Overview of the ATO’s tax gap research program

The tax gaps are grouped into three programs of analysis:

  1. Transaction-based tax gaps — for taxes collected and paid by an entity higher up in the supply chain (with the cost generally borne by the consumer), such as GST and fuel excises.
  2. Income-based tax gaps — for income tax (for both individuals and businesses), large and small superannuation funds, and FBT.
  3. Administrative gaps — non-tax gaps, including for PAYG withholding, superannuation guarantee and other administered programs.

This graph is a visual representation overview of the tax gap research program as discussed in the tax gap research paragraphs. It groups the gap estimations into their respective groups: transaction-based (such as GST), income-based (such as large corporate groups income tax), and administrative gaps (such as PAYG withholding). It also shows how the black economy touches on some of the gap estimates, such as GST, Individuals income tax and PAYG withholding.

Source: (QC 53161)

Input from stakeholders and experts

In developing its tax gap estimates, the ATO engages key stakeholders and subject matter experts within the ATO and the community. These include tax gap experts, researchers, academics, government agencies and taxpayer representative groups.

In 2013, the ATO established an independent expert panel to provide advice on the suitability of the gap estimates and methodologies. The panel currently comprises two economists and a tax professional, all of whom also hold academic roles.

How the ATO measures the tax gap

The ATO’s tax gap estimates aim to quantify the level of non-compliance across the ‘four pillars’ of compliance:

Where possible, the ATO also estimates the amount of revenue not collected from those who do not register or lodge.

There are two measures of the tax gap:

  1. The gross gap is the difference between:
  • the amount voluntarily reported to the ATO; and
  • the amount that would have been collected if every taxpayer was fully compliant (i.e. the theoretical tax liability).

2. The net gap is the difference between:

  • the total amount reported (the amount voluntarily reported to the ATO, plus amendments as a result of compliance activities and voluntary disclosures); and
  • the amount that would have been collected if every taxpayer was fully compliant.

This diagram shows the tax gap concepts. We look at the amount voluntarily reported, amendments due to compliance activities and voluntary disclosure, and the amount not paid, against the theoretical tax liability.

Source: (QC 53161)

The estimates reflect the gap in compliance with the law and the administrative approaches at the time. Estimates do not include tax forgone as a result of policy decisions (which are ‘tax expenditures’ dealt with by the Treasury). Gap estimates include tax evasion, fraud, incorrect reporting, non-payment of liabilities, non-registration and non-lodgment. They exclude penalties and interest.

Methodologies employed

The ATO uses a combination of methods to estimate tax gaps. Generally, data availability and data quality are the key deciding factors for the approach used. All gap estimates are assessed for reliability against a set of ten standard criteria by the independent expert panel.

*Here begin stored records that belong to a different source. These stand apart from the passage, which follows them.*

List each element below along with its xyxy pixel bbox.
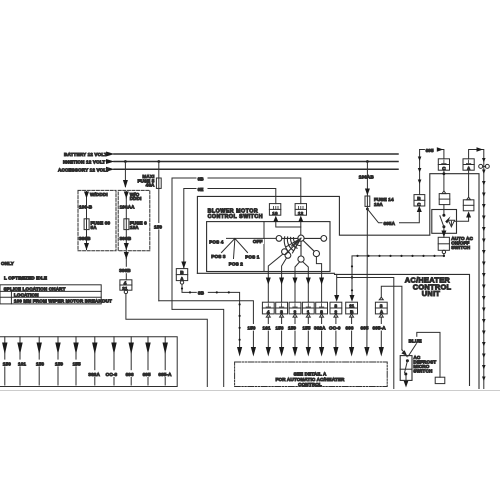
component AC defrost micro switch body [400,356,412,381]
svg-text:OFF: OFF [253,239,263,244]
node arrow feed in W/O DDDI box [125,192,127,199]
svg-text:OC-0: OC-0 [329,326,341,331]
node arrow into B/A connector [181,262,186,269]
svg-text:10: 10 [272,211,278,216]
svg-text:695: 695 [143,372,151,377]
connector row box 3 (159) [289,302,301,314]
svg-text:IGNITION 12 VOLT: IGNITION 12 VOLT [63,160,105,165]
connector B/C (695) [414,195,425,206]
node pin triangle above left component [442,191,446,194]
label 300B at connector [119,267,134,273]
wire W/DDDI fuse output [86,230,88,250]
symbol circle-line-circle OCO [479,164,483,168]
wire inner box divider [263,222,265,272]
wire accessory 12 volt feed line [114,168,398,170]
node accessory feed arrow [106,167,115,172]
node ignition junction to MAXI fuse [157,160,160,163]
node contact circle pos lower-left b [285,253,291,259]
svg-text:BATTERY 12 VOLT: BATTERY 12 VOLT [64,152,107,157]
scan bottom edge [0,390,500,392]
wire extension line C2 to AC unit left edge [337,274,394,388]
svg-text:15A: 15A [130,225,139,230]
node pin circle under 4/21 [124,290,127,293]
wire 695A diagonal and run to B/C connector [367,209,419,223]
svg-text:BLUE: BLUE [409,338,422,343]
wire 300B from 4/21 down and right [126,294,207,387]
wire 0B below B/A turning right [182,284,240,348]
svg-text:11: 11 [349,303,354,308]
svg-text:150: 150 [3,361,11,366]
svg-text:0B: 0B [198,291,205,296]
node arrow into connector row box 7 [350,295,355,302]
node pin triangle above right component [467,197,471,200]
svg-text:695: 695 [361,326,369,331]
node arrow up into right component [466,211,471,217]
wire 150 from MAXI fuse down [158,188,160,300]
wire C connector down to component [443,170,445,191]
node pin circle under B/A [180,281,183,284]
node pin triangles under connector row [266,314,383,317]
component bottom-left harness box [0,337,177,387]
node contact circle pos lower-left a [282,249,288,255]
wire switch bottom to auto AC connector [443,228,445,237]
node arrow 150 bottom [251,347,256,357]
component blower motor control switch outer box [197,174,479,389]
wire blower exits to connector row with arrows [268,273,321,302]
svg-text:156: 156 [36,361,44,366]
node arrow W/DDDI output [84,243,89,250]
svg-text:POS 4: POS 4 [209,240,224,245]
wire harness drops group 1 [5,337,165,385]
svg-text:5A: 5A [91,225,98,230]
node contact circle pos lower-right [313,251,319,257]
svg-text:155: 155 [303,326,311,331]
node ignition junction to fuse 14 [366,160,369,163]
svg-text:SWITCH: SWITCH [451,245,471,250]
label BLUE [408,337,424,343]
node micro switch top contact [406,359,409,362]
wire dotted bus to connector row box 7 [352,256,444,299]
wire ignition 12 volt feed line [114,161,398,163]
connector row box 7 (696) [346,302,358,314]
node arrow up into connector 10 [273,216,278,222]
svg-text:L OPTIMIZED IDLE: L OPTIMIZED IDLE [4,275,47,280]
component SEE DETAIL A dashed box [235,362,388,387]
connector row box 2 (156) [276,302,288,314]
node dots on dotted bus [351,255,445,292]
svg-text:LOCATION: LOCATION [14,292,39,297]
svg-text:159: 159 [55,361,63,366]
node arrow into micro switch [401,350,407,356]
svg-text:161: 161 [18,361,26,366]
svg-text:150: 150 [154,224,162,229]
node tick marks on right dashed vertical [482,158,486,381]
wire A connector down to component [468,170,470,197]
node arrow above fuse 14 [365,189,370,196]
wire rotary wiper arcs [293,238,300,246]
svg-text:300B: 300B [79,236,91,241]
svg-text:OC-8: OC-8 [106,372,118,377]
wire rotary spokes [289,240,315,256]
wire 695 top run with label [420,150,444,159]
wire rotary exit 5 [316,257,321,274]
svg-text:POS 1: POS 1 [245,255,260,260]
wire 300B below W/O DDDI box [125,251,127,259]
wire rotary exit 3 [295,262,300,273]
wire auto AC connector to dotted bus [443,254,445,256]
wire 150 lower run to bottom arrow [159,301,254,349]
node contact circle common [298,235,304,241]
svg-text:155: 155 [73,361,81,366]
wire blower box bottom edge [197,272,334,274]
node junction below fuse 14 [366,208,369,211]
node arrows on exit wires [266,278,324,285]
label 0E [197,186,208,192]
label 150 [154,223,164,229]
wire D to micro switch and box 8 [381,286,402,350]
wire 695 dashed vertical from top [419,150,421,195]
node arrows at bottom of drops [266,347,384,357]
svg-text:696: 696 [346,326,354,331]
wire drops from connector row to bottom arrows [268,317,381,348]
svg-text:10A: 10A [374,202,383,207]
svg-text:SWITCH: SWITCH [413,369,433,374]
node arrow into W/O DDDI box [123,180,128,188]
svg-text:695-A: 695-A [373,326,387,331]
svg-text:695: 695 [426,148,434,153]
svg-text:695-A: 695-A [158,372,172,377]
connector top C [438,159,449,170]
wire rotary top row link [282,237,298,239]
component W/O DDDI dashed option box [118,190,150,250]
connector top A [463,159,474,170]
component connector block under A [463,200,474,211]
svg-text:300B: 300B [120,236,132,241]
node contact circle pos bottom [298,256,304,262]
svg-text:CONTROL SWITCH: CONTROL SWITCH [208,214,263,220]
connector row box 1 (161) [262,302,274,314]
node arrow up into connector 12 [298,216,303,222]
node arrow on A top run [477,147,484,152]
svg-text:B: B [180,270,184,275]
label wire names above bottom arrows [246,324,386,331]
label 0B lower [197,289,208,295]
connector 4/21 [120,280,132,290]
node tick marks on 695 vertical [418,157,422,185]
svg-text:CONTROL: CONTROL [298,382,322,387]
fuse FUSE 6 15A symbol [124,219,129,230]
connector row box 8 (695-A) [375,302,387,314]
svg-text:B: B [417,196,421,201]
svg-text:W/DDDI: W/DDDI [90,192,108,197]
connector B/A [176,269,187,281]
wire rotary exit 4 [303,262,308,273]
node arrow 0B bottom [237,347,242,357]
svg-text:161: 161 [263,326,271,331]
node ignition feed arrow [106,159,115,164]
svg-text:300B: 300B [119,268,131,273]
svg-text:196AB: 196AB [359,175,375,180]
node switch bottom contact [442,225,445,228]
svg-text:UNIT: UNIT [422,289,441,298]
wire 196AB ignition to fuse 14 [366,162,368,197]
label OFF [252,239,264,244]
svg-text:100 MM FROM WIPER MOTOR BREAKO: 100 MM FROM WIPER MOTOR BREAKOUT [14,298,112,303]
wire BLUE to terminal [409,332,441,377]
node contact circle right [321,236,327,242]
wire W/O DDDI fuse output [125,230,127,250]
node arrow up into B/C connector [417,206,422,212]
svg-text:302A: 302A [88,372,100,377]
wire 0B from corner to connector 12 [172,178,301,309]
svg-text:159: 159 [288,326,296,331]
node switch blade arrow [445,216,450,223]
svg-text:696: 696 [126,372,134,377]
label 0B [197,175,208,181]
node arrow below micro switch [404,381,409,388]
svg-text:B: B [350,309,354,314]
wire component to switch box [443,205,445,215]
svg-text:3: 3 [380,303,383,308]
node ignition junction to W/O DDDI [124,160,127,163]
wire A connector top run [469,150,484,389]
node arrow into auto AC connector [441,231,446,238]
wire POS fan lines [222,238,277,258]
node switch top contact [442,214,445,217]
wire 300B to connector [125,259,127,280]
svg-text:ONLY: ONLY [1,261,14,266]
label harness wires row 1 [1,360,83,367]
wire connector 10 to rotary [276,222,301,227]
connector 10 above blower switch [274,206,278,209]
connector auto AC on/off switch [438,237,449,250]
node arrow W/O DDDI output [124,243,129,250]
node pin triangle above box 8 [379,297,383,300]
component rotary switch contacts [276,235,327,262]
wire micro switch bottom lead [405,376,407,386]
wire W/O DDDI feed to fuse [125,198,127,219]
fuse FUSE 60 5A symbol [84,219,89,230]
connector row box 5 (302A) [316,302,328,314]
wire rotary exit 2 [282,258,287,273]
component blower switch inner box [207,222,330,272]
wire rotary extra spokes [286,238,301,253]
wire ignition drop to MAXI fuse [158,162,160,179]
svg-text:196AA: 196AA [120,205,136,210]
svg-text:150: 150 [248,326,256,331]
wire lead into micro switch top contact [402,350,407,357]
svg-text:695A: 695A [384,221,396,226]
wire switch blade [440,216,444,227]
fuse FUSE 14 10A symbol [365,196,370,206]
svg-text:A: A [380,309,384,314]
component splice location chart table [0,285,101,304]
svg-text:12: 12 [298,211,304,216]
wire micro switch blade [405,361,408,373]
node contact circle left [276,236,282,242]
svg-text:ACCESSORY 12 VOLT: ACCESSORY 12 VOLT [58,167,109,172]
svg-text:SPLICE LOCATION CHART: SPLICE LOCATION CHART [4,286,66,291]
node pin circle under auto AC connector [442,250,445,253]
wire 0B lower run to bottom [172,309,224,386]
node battery feed arrow [106,152,115,157]
wire battery 12 volt feed line [114,153,398,155]
component W/DDDI dashed option box [78,190,116,250]
svg-text:C: C [417,202,421,207]
connector 12 above blower switch [299,206,303,209]
connector row box 6 (OC-0) [330,302,342,314]
node arrow into connector row box 6 [334,295,339,302]
node junction dots on 0B lower wire [181,287,241,340]
node arrow feed in W/DDDI box [86,192,88,199]
component terminal block at BLUE wire end [435,377,445,383]
svg-text:POS 2: POS 2 [229,261,244,266]
wire connector 12 to rotary common [300,222,302,235]
node micro switch bottom contact [404,373,407,376]
wire rotary exit 1 [268,254,283,273]
svg-text:40A: 40A [146,183,155,188]
svg-text:3: 3 [335,303,338,308]
label harness wires row 2 [87,370,176,377]
component auto AC switch contact box [432,210,457,234]
wire ignition drop to W/O DDDI box [124,162,126,187]
connector row box 4 (155) [302,302,314,314]
wire 0E from corner to connector 10 [184,189,276,269]
svg-text:302A: 302A [314,326,326,331]
svg-text:196-B: 196-B [79,205,93,210]
wire switch output right [451,217,468,227]
node arrow on 695 top run [437,147,444,152]
wire AC unit top edge / C1 [335,274,470,385]
svg-text:DDDI: DDDI [130,196,142,201]
node junction wire A meets C drop [443,172,446,175]
wire 695 drop to bottom arrow [366,206,369,348]
fuse MAXI FUSE 5 40A symbol [156,178,161,188]
svg-text:POS 3: POS 3 [211,254,226,259]
node harness arrows [2,343,168,355]
svg-text:0B: 0B [198,176,205,181]
node arrow 300B [124,252,129,259]
svg-text:156: 156 [276,326,284,331]
component connector block under C [439,194,450,205]
component switch actuator triangle [448,220,454,227]
wire W/DDDI feed to fuse [86,198,88,219]
svg-text:0E: 0E [198,187,204,192]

The ATO’s tax gap measurement and methodologies draw on the experience of overseas tax administrations:

  • United Kingdom — Her Majesty’s Revenue and Customs (HMRC);
  • United States — Internal Revenue Service (IRS);
  • Danish Customs and Tax Administration (SKAT); and
  • Canada Revenue Agency.

Further, the European Commission (EU) identifies the value-added tax (VAT) gap in each of its 28 member countries. The International Monetary Fund (IMF) provides support to jurisdictions in estimating tax gaps.

The ATO shares its tax gap information with HMRC and the IRS.